The reader will note that I'm being negative about this approach, it works, but is rather inflexible.
Though we're discouraged from using joins unnecessarily on MongoDB, referencing by ObjectId is sometimes useful and extensible.
An example is if your website becomes popular in one region of the world, and say people from Poland start accounting for say 50% of your site visits. If you decide to add Polish translations. You would need to go back to all your documents, and add Polish names (if exists) to your options. If using approach 1, it's as easy as adding a Polish name to your options, and then plucking the Polish name from your options collection at runtime.
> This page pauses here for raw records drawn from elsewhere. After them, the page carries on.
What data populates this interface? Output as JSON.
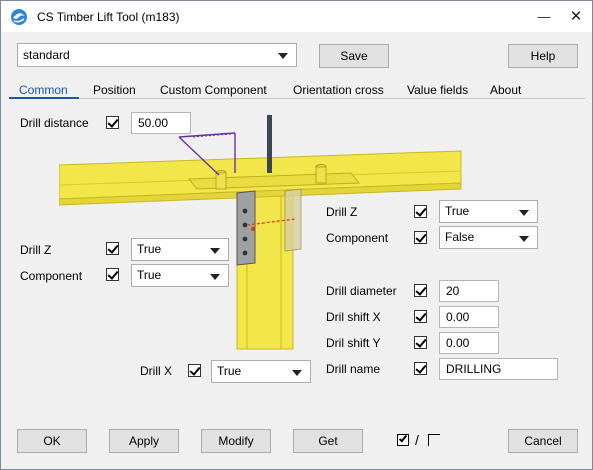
{
  "window": {
    "title": "CS Timber Lift Tool (m183)",
    "minimize_glyph": "—",
    "close_glyph": "✕"
  },
  "top": {
    "preset_value": "standard",
    "save_label": "Save",
    "help_label": "Help"
  },
  "tabs": [
    {
      "label": "Common",
      "active": true
    },
    {
      "label": "Position",
      "active": false
    },
    {
      "label": "Custom Component",
      "active": false
    },
    {
      "label": "Orientation cross",
      "active": false
    },
    {
      "label": "Value fields",
      "active": false
    },
    {
      "label": "About",
      "active": false
    }
  ],
  "left": {
    "drill_distance_label": "Drill distance",
    "drill_distance_value": "50.00",
    "drill_z_label": "Drill Z",
    "drill_z_value": "True",
    "component_label": "Component",
    "component_value": "True"
  },
  "bottom_center": {
    "drill_x_label": "Drill X",
    "drill_x_value": "True"
  },
  "right": {
    "drill_z_label": "Drill Z",
    "drill_z_value": "True",
    "component_label": "Component",
    "component_value": "False",
    "drill_diameter_label": "Drill diameter",
    "drill_diameter_value": "20",
    "shift_x_label": "Dril shift X",
    "shift_x_value": "0.00",
    "shift_y_label": "Dril shift Y",
    "shift_y_value": "0.00",
    "drill_name_label": "Drill name",
    "drill_name_value": "DRILLING"
  },
  "footer": {
    "ok_label": "OK",
    "apply_label": "Apply",
    "modify_label": "Modify",
    "get_label": "Get",
    "toggle_separator": "/",
    "cancel_label": "Cancel"
  },
  "colors": {
    "accent": "#1a56a8",
    "timber": "#f2e64a",
    "timber_edge": "#c8b820"
  }
}
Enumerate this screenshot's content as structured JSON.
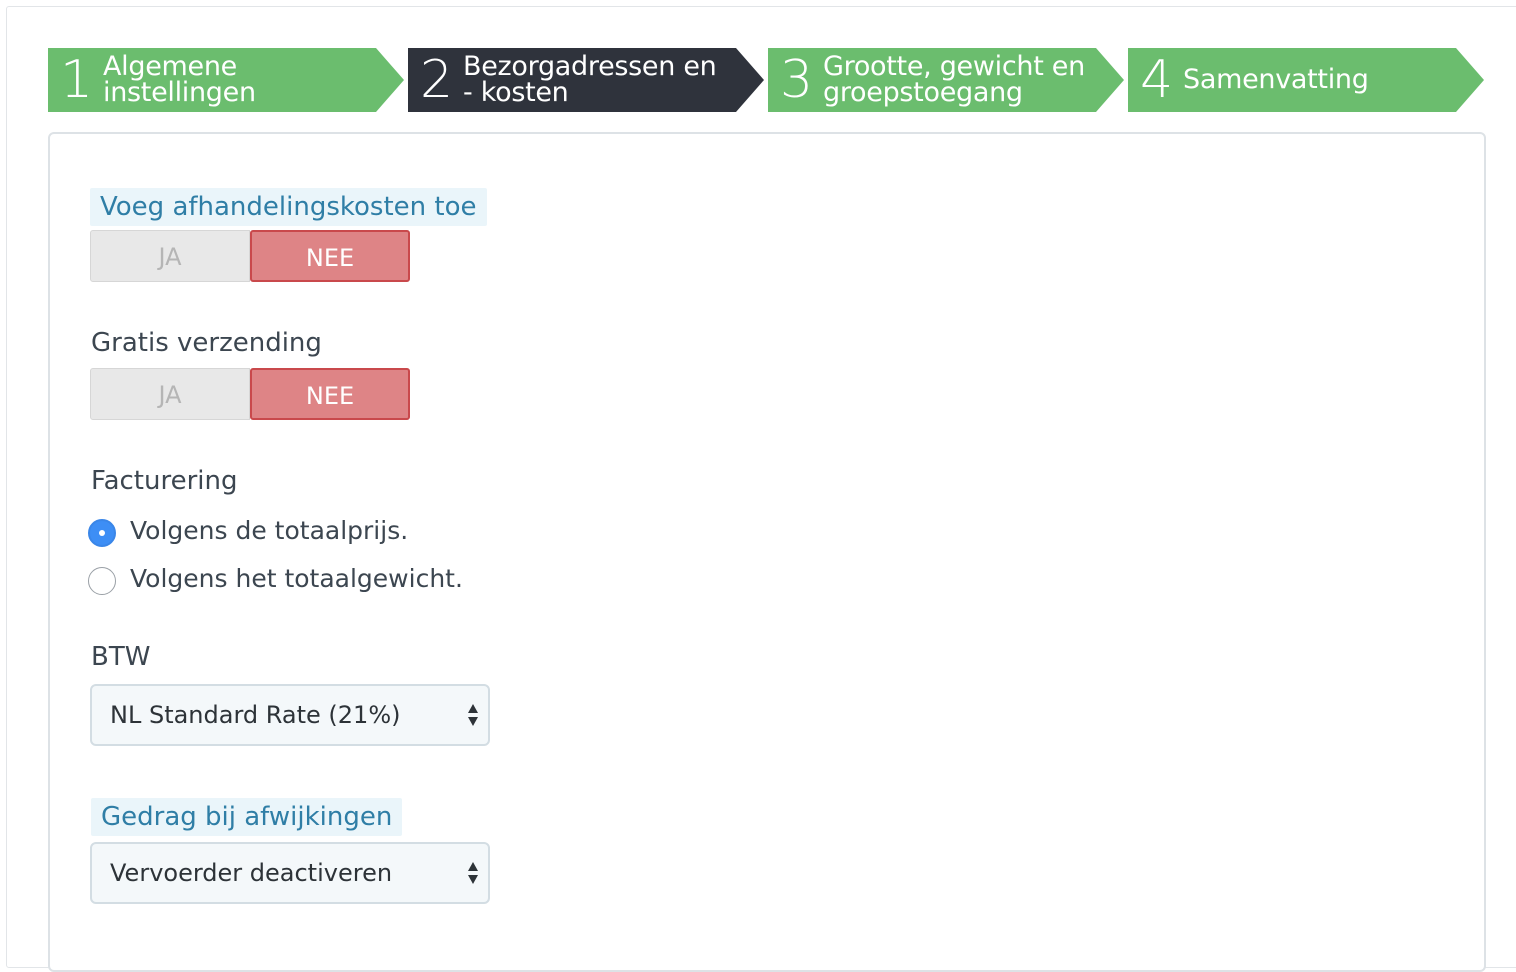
{
  "wizard": {
    "steps": [
      {
        "number": "1",
        "label": "Algemene instellingen",
        "active": false
      },
      {
        "number": "2",
        "label": "Bezorgadressen en - kosten",
        "active": true
      },
      {
        "number": "3",
        "label": "Grootte, gewicht en groepstoegang",
        "active": false
      },
      {
        "number": "4",
        "label": "Samenvatting",
        "active": false
      }
    ]
  },
  "form": {
    "handling_fees": {
      "label": "Voeg afhandelingskosten toe",
      "yes": "JA",
      "no": "NEE",
      "selected": "NEE"
    },
    "free_shipping": {
      "label": "Gratis verzending",
      "yes": "JA",
      "no": "NEE",
      "selected": "NEE"
    },
    "billing": {
      "label": "Facturering",
      "options": [
        {
          "label": "Volgens de totaalprijs.",
          "checked": true
        },
        {
          "label": "Volgens het totaalgewicht.",
          "checked": false
        }
      ]
    },
    "tax": {
      "label": "BTW",
      "value": "NL Standard Rate (21%)"
    },
    "out_of_range": {
      "label": "Gedrag bij afwijkingen",
      "value": "Vervoerder deactiveren"
    }
  },
  "colors": {
    "step_green": "#6bbd6e",
    "step_active": "#2f333c",
    "switch_no_active": "#de8486",
    "radio_checked": "#3d8ef5",
    "label_highlight": "#2f7ea6"
  },
  "icons": {
    "select_arrows": "updown-arrows-icon"
  }
}
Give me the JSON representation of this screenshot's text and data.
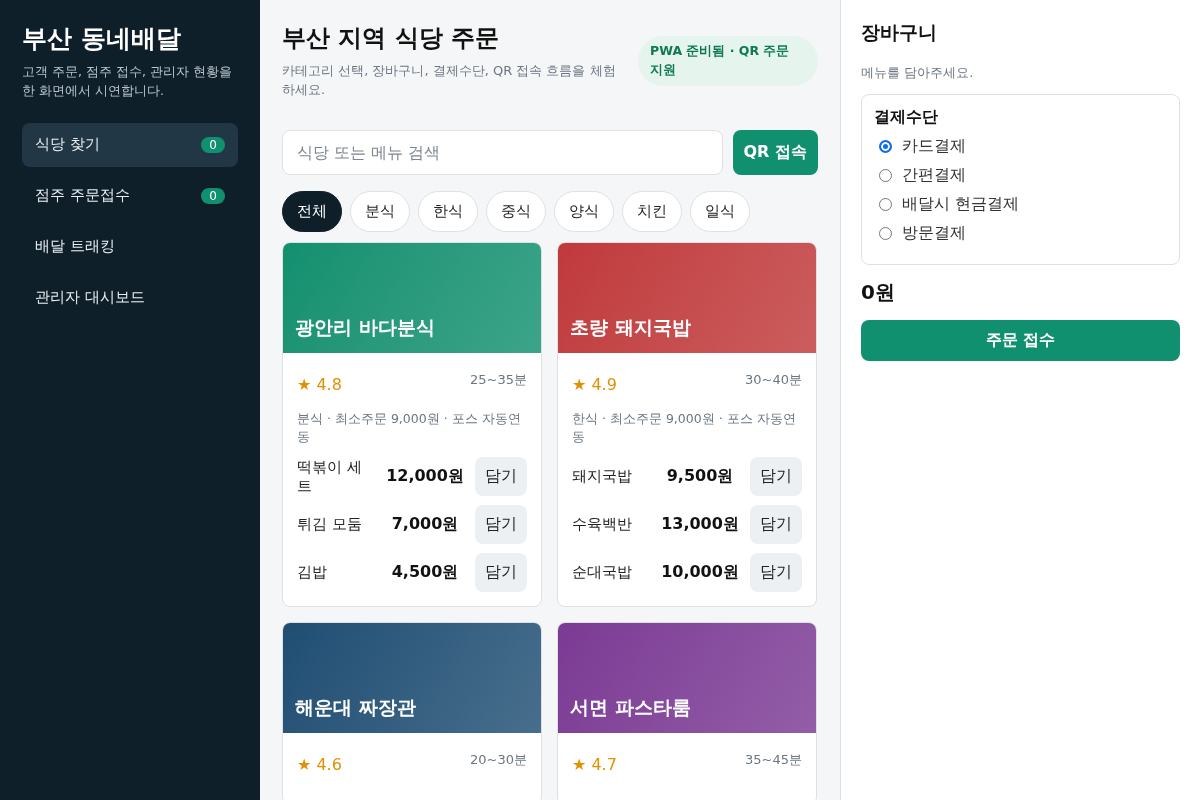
{
  "sidebar": {
    "title": "부산 동네배달",
    "subtitle": "고객 주문, 점주 접수, 관리자 현황을 한 화면에서 시연합니다.",
    "items": [
      {
        "label": "식당 찾기",
        "badge": "0",
        "selected": true
      },
      {
        "label": "점주 주문접수",
        "badge": "0",
        "selected": false
      },
      {
        "label": "배달 트래킹",
        "selected": false
      },
      {
        "label": "관리자 대시보드",
        "selected": false
      }
    ]
  },
  "main": {
    "title": "부산 지역 식당 주문",
    "subtitle": "카테고리 선택, 장바구니, 결제수단, QR 접속 흐름을 체험하세요.",
    "status_pill": "PWA 준비됨 · QR 주문 지원",
    "search": {
      "placeholder": "식당 또는 메뉴 검색"
    },
    "qr_button": "QR 접속",
    "categories": [
      {
        "label": "전체",
        "selected": true
      },
      {
        "label": "분식",
        "selected": false
      },
      {
        "label": "한식",
        "selected": false
      },
      {
        "label": "중식",
        "selected": false
      },
      {
        "label": "양식",
        "selected": false
      },
      {
        "label": "치킨",
        "selected": false
      },
      {
        "label": "일식",
        "selected": false
      }
    ],
    "restaurants": [
      {
        "name": "광안리 바다분식",
        "color": "#11906f",
        "rating": "★ 4.8",
        "time": "25~35분",
        "meta": "분식 · 최소주문 9,000원 · 포스 자동연동",
        "menu": [
          {
            "name": "떡볶이 세트",
            "price": "12,000원",
            "button": "담기"
          },
          {
            "name": "튀김 모둠",
            "price": "7,000원",
            "button": "담기"
          },
          {
            "name": "김밥",
            "price": "4,500원",
            "button": "담기"
          }
        ]
      },
      {
        "name": "초량 돼지국밥",
        "color": "#c0393b",
        "rating": "★ 4.9",
        "time": "30~40분",
        "meta": "한식 · 최소주문 9,000원 · 포스 자동연동",
        "menu": [
          {
            "name": "돼지국밥",
            "price": "9,500원",
            "button": "담기"
          },
          {
            "name": "수육백반",
            "price": "13,000원",
            "button": "담기"
          },
          {
            "name": "순대국밥",
            "price": "10,000원",
            "button": "담기"
          }
        ]
      },
      {
        "name": "해운대 짜장관",
        "color": "#1f4e73",
        "rating": "★ 4.6",
        "time": "20~30분"
      },
      {
        "name": "서면 파스타룸",
        "color": "#7b3a94",
        "rating": "★ 4.7",
        "time": "35~45분"
      }
    ]
  },
  "cart": {
    "title": "장바구니",
    "empty_text": "메뉴를 담아주세요.",
    "payment": {
      "title": "결제수단",
      "options": [
        {
          "label": "카드결제",
          "selected": true
        },
        {
          "label": "간편결제",
          "selected": false
        },
        {
          "label": "배달시 현금결제",
          "selected": false
        },
        {
          "label": "방문결제",
          "selected": false
        }
      ]
    },
    "total": "0원",
    "order_button": "주문 접수"
  }
}
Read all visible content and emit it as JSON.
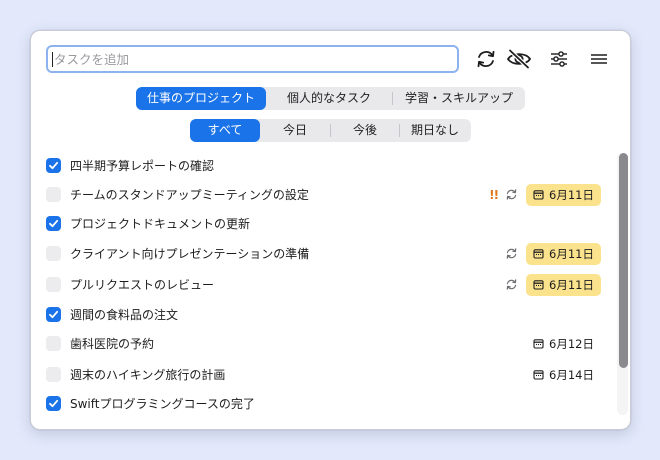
{
  "search": {
    "placeholder": "タスクを追加",
    "value": ""
  },
  "toolbar": {
    "sync_icon": "sync-icon",
    "hide_icon": "eye-slash-icon",
    "filter_icon": "sliders-icon",
    "menu_icon": "hamburger-menu-icon"
  },
  "projects": [
    {
      "label": "仕事のプロジェクト",
      "active": true
    },
    {
      "label": "個人的なタスク",
      "active": false
    },
    {
      "label": "学習・スキルアップ",
      "active": false
    }
  ],
  "filters": [
    {
      "label": "すべて",
      "active": true
    },
    {
      "label": "今日",
      "active": false
    },
    {
      "label": "今後",
      "active": false
    },
    {
      "label": "期日なし",
      "active": false
    }
  ],
  "tasks": [
    {
      "title": "四半期予算レポートの確認",
      "done": true,
      "priority": "",
      "repeat": false,
      "due": "",
      "highlight": false
    },
    {
      "title": "チームのスタンドアップミーティングの設定",
      "done": false,
      "priority": "!!",
      "repeat": true,
      "due": "6月11日",
      "highlight": true
    },
    {
      "title": "プロジェクトドキュメントの更新",
      "done": true,
      "priority": "",
      "repeat": false,
      "due": "",
      "highlight": false
    },
    {
      "title": "クライアント向けプレゼンテーションの準備",
      "done": false,
      "priority": "",
      "repeat": true,
      "due": "6月11日",
      "highlight": true
    },
    {
      "title": "プルリクエストのレビュー",
      "done": false,
      "priority": "",
      "repeat": true,
      "due": "6月11日",
      "highlight": true
    },
    {
      "title": "週間の食料品の注文",
      "done": true,
      "priority": "",
      "repeat": false,
      "due": "",
      "highlight": false
    },
    {
      "title": "歯科医院の予約",
      "done": false,
      "priority": "",
      "repeat": false,
      "due": "6月12日",
      "highlight": false
    },
    {
      "title": "週末のハイキング旅行の計画",
      "done": false,
      "priority": "",
      "repeat": false,
      "due": "6月14日",
      "highlight": false
    },
    {
      "title": "Swiftプログラミングコースの完了",
      "done": true,
      "priority": "",
      "repeat": false,
      "due": "",
      "highlight": false
    }
  ],
  "colors": {
    "accent": "#1a73e8",
    "due_highlight": "#fbe28c",
    "priority": "#e0791c"
  }
}
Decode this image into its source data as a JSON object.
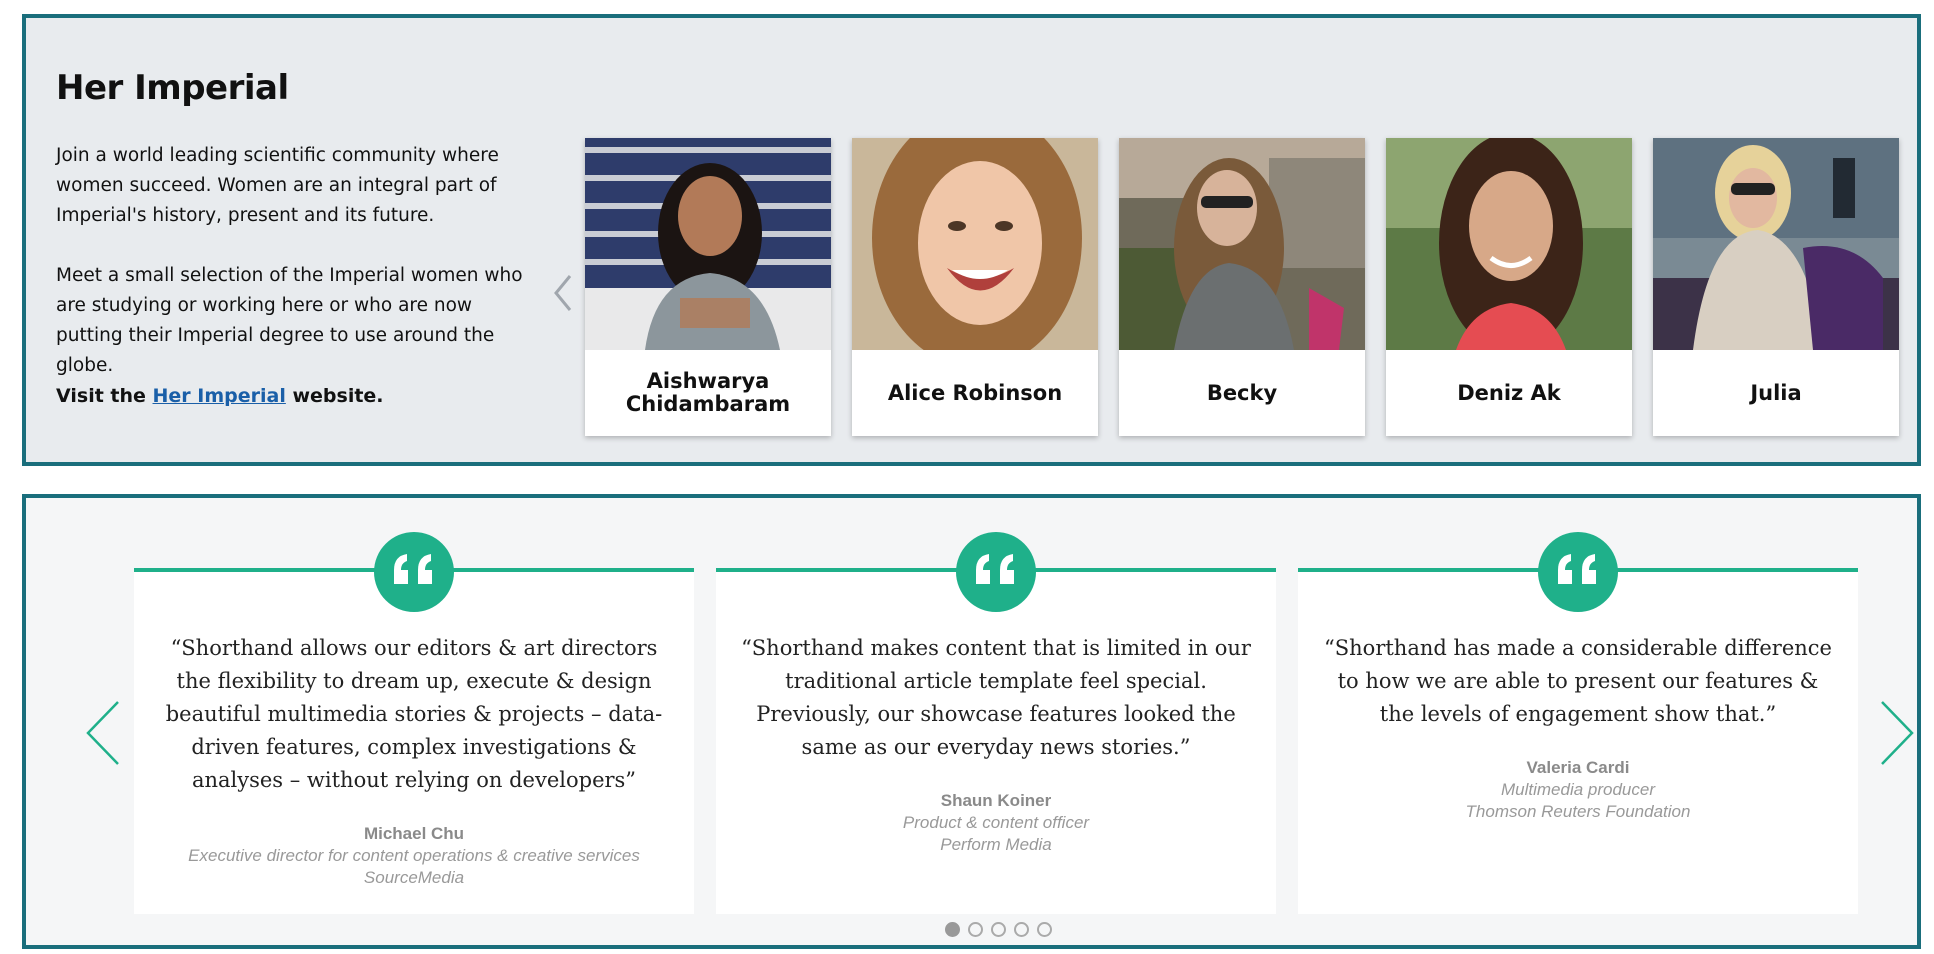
{
  "her_imperial": {
    "title": "Her Imperial",
    "intro": "Join a world leading scientific community where women succeed. Women are an integral part of Imperial's history, present and its future.",
    "meet": "Meet a small selection of the Imperial women who are studying or working here or who are now putting their Imperial degree to use around the globe.",
    "visit_prefix": "Visit the ",
    "visit_link": "Her Imperial",
    "visit_suffix": " website.",
    "people": [
      {
        "name": "Aishwarya Chidambaram"
      },
      {
        "name": "Alice Robinson"
      },
      {
        "name": "Becky"
      },
      {
        "name": "Deniz Ak"
      },
      {
        "name": "Julia"
      }
    ]
  },
  "testimonials": {
    "items": [
      {
        "quote": "“Shorthand allows our editors & art directors the flexibility to dream up, execute & design beautiful multimedia stories & projects – data-driven features, complex investigations & analyses – without relying on developers”",
        "name": "Michael Chu",
        "role": "Executive director for content operations & creative services",
        "org": "SourceMedia"
      },
      {
        "quote": "“Shorthand makes content that is limited in our traditional article template feel special. Previously, our showcase features looked the same as our everyday news stories.”",
        "name": "Shaun Koiner",
        "role": "Product & content officer",
        "org": "Perform Media"
      },
      {
        "quote": "“Shorthand has made a considerable difference to how we are able to present our features & the levels of engagement show that.”",
        "name": "Valeria Cardi",
        "role": "Multimedia producer",
        "org": "Thomson Reuters Foundation"
      }
    ],
    "pagination": {
      "total": 5,
      "active": 1
    }
  },
  "colors": {
    "frame": "#1a6e7c",
    "accent_green": "#1fb08a",
    "link_blue": "#1a5fa8",
    "panel_grey": "#e8ebee"
  },
  "icons": {
    "carousel_prev": "chevron-left-icon",
    "carousel_next": "chevron-right-icon",
    "quote": "quote-icon"
  }
}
I could only think of 2 options other than storing each option as a collection
UPDATE: If someone has positives or negatives for either approach, may you please add them. My bias might be unhelpful to some people as there are benefits to storing static JSON files
MongoDB is schemaless and also no JOIN is supported. So you have to move out of the RDBMS and normalization given the fact that this is purely a different kind of database.
Few rules which you can apply while designing as a guidelines. Of course, you have the choice of keeping it in a separate collection when needed.
Static Master/Reference Data:
You have to always embed them in your documents wherever required. Since the data is not going to be changed, it is not at all bad idea to keep in the same collection. If the data is too large, group them and store them in a separate collection instead of creating multiple collection for the this master data itself.
NOTE: When embedding the collections as sub-documents, always make sure that you are never going to exceed the 16MB limit. That is the limit (at this point) for each collection can take in MongoDB.
Dynamic Master/Reference Data
Try to keep them in a separate collection as the master data is tend to change often.
Always remember, NO join support, so keep them in a way that you can easily access it without querying the database too many times.
So there is NO suggested best way, it always changes based on your need and the design can go either way.